US Secretary of State Antony Blinken called Monday on Pakistan to deny legitimacy to the Taliban unless they meet international demands, acknowledging concerns that Islamabad has supported militants from Afghanistan.
Testifying before Congress on the Taliban victory in Afghanistan, Blinken heard from lawmakers across party lines who pushed for a harder line on Pakistan, an uneasy partner of Washington over the 20-year war.
“What we have to look at is an insistence that every country, to include Pakistan, make good on the expectations that the international community has of what is required of a Taliban-led government if it’s to receive any legitimacy of any kind or any support,” Blinken told the House Foreign Affairs Committee.
He said the priorities included ensuring the Taliban let out people who want to leave Afghanistan and respect the rights of women, girls and minorities, as well as adhere to promises that the country not again become “a haven for outward-directed terror.”
“So Pakistan needs to line up with a broad majority of the international community in working toward those ends and in upholding those expectations,” Blinken said.

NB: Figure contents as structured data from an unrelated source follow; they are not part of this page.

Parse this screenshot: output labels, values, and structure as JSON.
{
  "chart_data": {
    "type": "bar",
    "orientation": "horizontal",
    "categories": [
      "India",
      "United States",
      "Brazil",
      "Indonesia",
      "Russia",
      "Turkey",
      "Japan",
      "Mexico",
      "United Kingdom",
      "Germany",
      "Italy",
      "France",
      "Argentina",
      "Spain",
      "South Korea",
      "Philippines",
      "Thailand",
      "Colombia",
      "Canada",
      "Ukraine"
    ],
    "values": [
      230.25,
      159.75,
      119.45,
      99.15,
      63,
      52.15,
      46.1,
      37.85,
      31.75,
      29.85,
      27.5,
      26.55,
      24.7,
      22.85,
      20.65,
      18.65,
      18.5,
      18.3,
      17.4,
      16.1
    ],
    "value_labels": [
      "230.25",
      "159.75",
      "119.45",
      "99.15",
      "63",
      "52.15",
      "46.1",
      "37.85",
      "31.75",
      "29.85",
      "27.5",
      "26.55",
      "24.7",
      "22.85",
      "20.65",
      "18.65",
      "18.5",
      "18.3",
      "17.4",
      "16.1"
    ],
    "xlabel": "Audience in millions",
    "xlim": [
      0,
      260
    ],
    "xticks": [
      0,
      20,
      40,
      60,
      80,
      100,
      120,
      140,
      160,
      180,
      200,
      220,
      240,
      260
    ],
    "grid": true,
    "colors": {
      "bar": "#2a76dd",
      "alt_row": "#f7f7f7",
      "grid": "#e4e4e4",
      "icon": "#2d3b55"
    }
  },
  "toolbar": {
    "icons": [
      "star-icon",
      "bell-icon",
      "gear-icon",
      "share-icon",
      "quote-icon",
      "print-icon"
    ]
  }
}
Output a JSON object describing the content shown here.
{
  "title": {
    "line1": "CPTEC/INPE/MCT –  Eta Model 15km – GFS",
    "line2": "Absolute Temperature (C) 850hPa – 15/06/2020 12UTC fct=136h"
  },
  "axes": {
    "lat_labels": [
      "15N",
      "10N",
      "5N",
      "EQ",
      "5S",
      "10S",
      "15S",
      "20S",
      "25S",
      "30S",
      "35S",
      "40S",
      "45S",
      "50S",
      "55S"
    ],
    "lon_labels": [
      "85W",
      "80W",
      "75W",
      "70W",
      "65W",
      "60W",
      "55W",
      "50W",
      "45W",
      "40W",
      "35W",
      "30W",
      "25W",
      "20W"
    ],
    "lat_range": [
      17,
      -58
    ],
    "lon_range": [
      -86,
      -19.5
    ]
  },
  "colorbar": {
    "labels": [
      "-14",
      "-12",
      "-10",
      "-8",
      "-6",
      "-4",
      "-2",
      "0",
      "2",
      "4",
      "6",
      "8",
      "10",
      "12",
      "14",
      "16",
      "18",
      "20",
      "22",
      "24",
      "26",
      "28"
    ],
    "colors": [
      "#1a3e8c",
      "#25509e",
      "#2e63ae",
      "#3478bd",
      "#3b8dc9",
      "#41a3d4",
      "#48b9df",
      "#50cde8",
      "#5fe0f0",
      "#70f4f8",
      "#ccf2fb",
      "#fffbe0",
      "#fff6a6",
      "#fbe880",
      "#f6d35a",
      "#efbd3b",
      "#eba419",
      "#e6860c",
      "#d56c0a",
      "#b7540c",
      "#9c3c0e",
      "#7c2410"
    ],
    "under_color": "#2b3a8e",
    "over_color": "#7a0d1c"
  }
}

Blinken said Pakistan’s policies have been “on many occasions detrimental to our interests, on other occasions in support of those interests.”
Pakistan’s actions have “involved hedging its bets constantly about the future of Afghanistan,” he added.
“It’s one that’s involved harboring members of the Taliban, including the Haqqanis,” Blinken said, referring to the group designated as terrorists by Washington that is now part of the caretaker government.
Democratic Representative Joaquin Castro, one of several lawmakers to criticize Pakistan, called on the United States to consider removing its status as a major non-NATO ally, which gives Islamabad privileged access to US weaponry.
Pakistani intelligence had close ties with the Taliban dating from the Islamist guerrillas’ rise in the 1990s and Pakistan was one of only three countries to recognize its 1996-2001 government, which was notorious for its repression of women’s rights as part of an ultra-austere interpretation of Islam.
Pakistan, a Cold War ally of the United States, quickly pledged cooperation in the US-led “war on terror” after the September 11, 2001, attacks.
But Pakistan has frequently viewed Afghanistan through the prism of its historic rivalry with India, a major partner to the fallen Western-backed government.